Dienstag, 24. Oktober 2006
Wir sind Unterschicht und Präkariat!
epiphanius, 07:20h
Ein paar Gedanken hier zu den in den letzten Tagen im kollektiven Bewußtsein geführten Diskussionen um die erschreckend große neue deutsche Unterschicht und ihren mangelnden Willen zum sozialen Aufstieg. Konotation: Aber bitte sprechen wir doch lieber nicht von Unterschicht sondern von Präkariat oder sonst Etwas.
Hier sei einmal Abgesehen von der Kontroverse darum, ob diese Unterschicht nun überhaupt eine Chance hat, sozial aufzusteigen.

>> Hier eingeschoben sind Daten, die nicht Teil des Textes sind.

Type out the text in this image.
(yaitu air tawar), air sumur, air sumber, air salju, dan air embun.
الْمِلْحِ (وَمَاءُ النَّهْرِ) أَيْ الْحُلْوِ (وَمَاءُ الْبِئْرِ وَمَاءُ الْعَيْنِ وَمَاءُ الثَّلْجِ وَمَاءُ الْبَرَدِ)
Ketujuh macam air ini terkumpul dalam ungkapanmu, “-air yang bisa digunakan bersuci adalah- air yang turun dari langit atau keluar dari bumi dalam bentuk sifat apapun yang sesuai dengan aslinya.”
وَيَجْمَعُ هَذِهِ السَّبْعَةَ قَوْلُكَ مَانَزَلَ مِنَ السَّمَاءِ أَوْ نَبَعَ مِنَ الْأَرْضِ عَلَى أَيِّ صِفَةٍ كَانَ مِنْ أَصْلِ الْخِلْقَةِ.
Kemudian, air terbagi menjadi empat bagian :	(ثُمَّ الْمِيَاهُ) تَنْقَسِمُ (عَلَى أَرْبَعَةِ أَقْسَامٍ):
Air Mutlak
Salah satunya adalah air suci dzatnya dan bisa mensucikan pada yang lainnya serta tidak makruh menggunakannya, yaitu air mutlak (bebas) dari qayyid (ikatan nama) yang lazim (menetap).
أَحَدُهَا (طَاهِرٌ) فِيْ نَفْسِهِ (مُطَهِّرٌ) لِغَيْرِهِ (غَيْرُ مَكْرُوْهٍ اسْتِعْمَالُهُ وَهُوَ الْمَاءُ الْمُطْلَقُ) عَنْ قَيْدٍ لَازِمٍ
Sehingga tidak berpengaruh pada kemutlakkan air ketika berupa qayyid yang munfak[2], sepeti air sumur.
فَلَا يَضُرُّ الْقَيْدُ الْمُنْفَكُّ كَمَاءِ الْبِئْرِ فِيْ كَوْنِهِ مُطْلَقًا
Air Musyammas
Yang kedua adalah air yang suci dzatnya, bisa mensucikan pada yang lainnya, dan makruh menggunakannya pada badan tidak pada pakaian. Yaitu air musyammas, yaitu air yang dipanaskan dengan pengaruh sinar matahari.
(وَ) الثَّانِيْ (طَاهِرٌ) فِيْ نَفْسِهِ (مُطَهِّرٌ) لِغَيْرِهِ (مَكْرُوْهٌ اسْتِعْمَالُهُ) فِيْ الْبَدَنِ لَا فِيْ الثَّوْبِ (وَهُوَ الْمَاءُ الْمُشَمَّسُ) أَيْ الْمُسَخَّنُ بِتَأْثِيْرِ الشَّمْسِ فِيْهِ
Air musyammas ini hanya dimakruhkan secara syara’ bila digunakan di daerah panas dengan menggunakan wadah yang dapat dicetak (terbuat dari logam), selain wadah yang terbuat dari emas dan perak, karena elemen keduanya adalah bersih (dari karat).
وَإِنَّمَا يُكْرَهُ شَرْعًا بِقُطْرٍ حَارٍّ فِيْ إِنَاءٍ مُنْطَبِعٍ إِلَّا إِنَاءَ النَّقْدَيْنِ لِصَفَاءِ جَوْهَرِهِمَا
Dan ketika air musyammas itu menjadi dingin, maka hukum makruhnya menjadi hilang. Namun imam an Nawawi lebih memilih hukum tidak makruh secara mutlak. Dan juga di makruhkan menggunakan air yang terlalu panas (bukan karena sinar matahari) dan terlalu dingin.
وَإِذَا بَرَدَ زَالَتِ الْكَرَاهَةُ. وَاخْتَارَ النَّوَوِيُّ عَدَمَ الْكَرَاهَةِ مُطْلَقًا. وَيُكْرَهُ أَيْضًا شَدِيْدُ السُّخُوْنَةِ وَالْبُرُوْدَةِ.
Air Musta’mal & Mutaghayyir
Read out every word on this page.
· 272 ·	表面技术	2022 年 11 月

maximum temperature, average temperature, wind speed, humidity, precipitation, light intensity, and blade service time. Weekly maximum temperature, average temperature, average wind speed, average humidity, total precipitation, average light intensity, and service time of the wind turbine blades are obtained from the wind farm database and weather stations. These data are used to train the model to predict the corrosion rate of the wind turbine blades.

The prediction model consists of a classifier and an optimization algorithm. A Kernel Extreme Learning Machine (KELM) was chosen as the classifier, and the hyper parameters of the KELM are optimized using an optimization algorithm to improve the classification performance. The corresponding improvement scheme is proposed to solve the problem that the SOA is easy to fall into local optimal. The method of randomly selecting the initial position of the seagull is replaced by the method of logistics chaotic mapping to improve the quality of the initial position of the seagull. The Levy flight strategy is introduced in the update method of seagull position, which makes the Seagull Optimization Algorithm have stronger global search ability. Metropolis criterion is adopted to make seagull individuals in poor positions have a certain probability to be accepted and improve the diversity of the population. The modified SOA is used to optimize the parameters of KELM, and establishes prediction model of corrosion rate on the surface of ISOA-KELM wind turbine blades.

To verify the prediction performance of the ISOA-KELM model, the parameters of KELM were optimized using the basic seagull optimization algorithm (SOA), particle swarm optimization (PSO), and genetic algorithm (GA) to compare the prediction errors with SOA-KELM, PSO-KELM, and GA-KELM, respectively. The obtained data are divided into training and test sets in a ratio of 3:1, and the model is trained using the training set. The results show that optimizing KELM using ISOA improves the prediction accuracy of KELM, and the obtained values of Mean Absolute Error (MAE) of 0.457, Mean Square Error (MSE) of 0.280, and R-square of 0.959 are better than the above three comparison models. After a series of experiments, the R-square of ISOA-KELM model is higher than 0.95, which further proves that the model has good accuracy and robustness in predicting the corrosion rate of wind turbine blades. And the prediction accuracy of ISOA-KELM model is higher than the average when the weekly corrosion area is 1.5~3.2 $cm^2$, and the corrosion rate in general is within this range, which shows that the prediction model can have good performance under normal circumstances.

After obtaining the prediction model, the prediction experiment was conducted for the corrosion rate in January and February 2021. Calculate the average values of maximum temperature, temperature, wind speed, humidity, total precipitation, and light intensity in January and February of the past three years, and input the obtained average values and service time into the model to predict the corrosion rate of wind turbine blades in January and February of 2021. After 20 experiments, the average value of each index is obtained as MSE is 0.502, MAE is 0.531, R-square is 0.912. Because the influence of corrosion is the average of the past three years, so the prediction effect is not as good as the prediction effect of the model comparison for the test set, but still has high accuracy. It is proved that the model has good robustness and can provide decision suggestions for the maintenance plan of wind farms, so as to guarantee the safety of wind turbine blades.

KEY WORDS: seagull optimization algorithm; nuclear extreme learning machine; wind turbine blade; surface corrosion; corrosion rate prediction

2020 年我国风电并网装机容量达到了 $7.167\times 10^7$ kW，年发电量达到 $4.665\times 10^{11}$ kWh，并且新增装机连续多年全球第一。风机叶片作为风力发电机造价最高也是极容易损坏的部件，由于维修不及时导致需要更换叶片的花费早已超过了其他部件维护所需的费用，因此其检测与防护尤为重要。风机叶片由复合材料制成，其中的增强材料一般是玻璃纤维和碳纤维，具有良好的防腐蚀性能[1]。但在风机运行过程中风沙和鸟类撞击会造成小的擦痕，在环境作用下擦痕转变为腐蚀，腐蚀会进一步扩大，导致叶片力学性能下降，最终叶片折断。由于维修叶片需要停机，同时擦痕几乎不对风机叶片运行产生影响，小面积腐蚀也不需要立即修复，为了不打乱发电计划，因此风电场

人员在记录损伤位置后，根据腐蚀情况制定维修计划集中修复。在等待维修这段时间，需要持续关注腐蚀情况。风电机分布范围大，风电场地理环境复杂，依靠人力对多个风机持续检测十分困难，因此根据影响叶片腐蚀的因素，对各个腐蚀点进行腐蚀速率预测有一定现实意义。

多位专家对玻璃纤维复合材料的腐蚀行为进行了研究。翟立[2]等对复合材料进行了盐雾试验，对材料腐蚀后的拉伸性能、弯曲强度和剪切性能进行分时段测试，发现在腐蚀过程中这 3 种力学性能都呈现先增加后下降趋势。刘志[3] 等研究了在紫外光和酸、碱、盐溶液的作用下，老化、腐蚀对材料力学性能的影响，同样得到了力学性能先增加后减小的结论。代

Wohl aber will ich diesen sozialen Aufstieg etwas definieren. So halte ich es für konsensfähig, ihn als eine gesellschaftliche Position zu beschreiben, in der der Mensch in würde einer Arbeit nachgehen kann; einer Arbeit, die es ihm ermöglicht, von dem Einkommen seinen Lebensunterthalt zu bestreiten. Das heißt wiederum, er kann sich eine Wohnung leisten und darin eine Familie mit Kindern unterhalten und in einem gewissen Maße kulturell Anteil an dem gesellschaftlichen Leben nehmen. So haben seine Kinder die Möglichkeit einen Kindergarten zu besuchen, einen Schulabschluß zu erreichen und eine ihren Fähigkeit und Interessen entsprechende Berufsausbildung zu absolvieren; sie haben die Aussicht darauf mit diesem Beruf ihr Leben selbst zu bestellen.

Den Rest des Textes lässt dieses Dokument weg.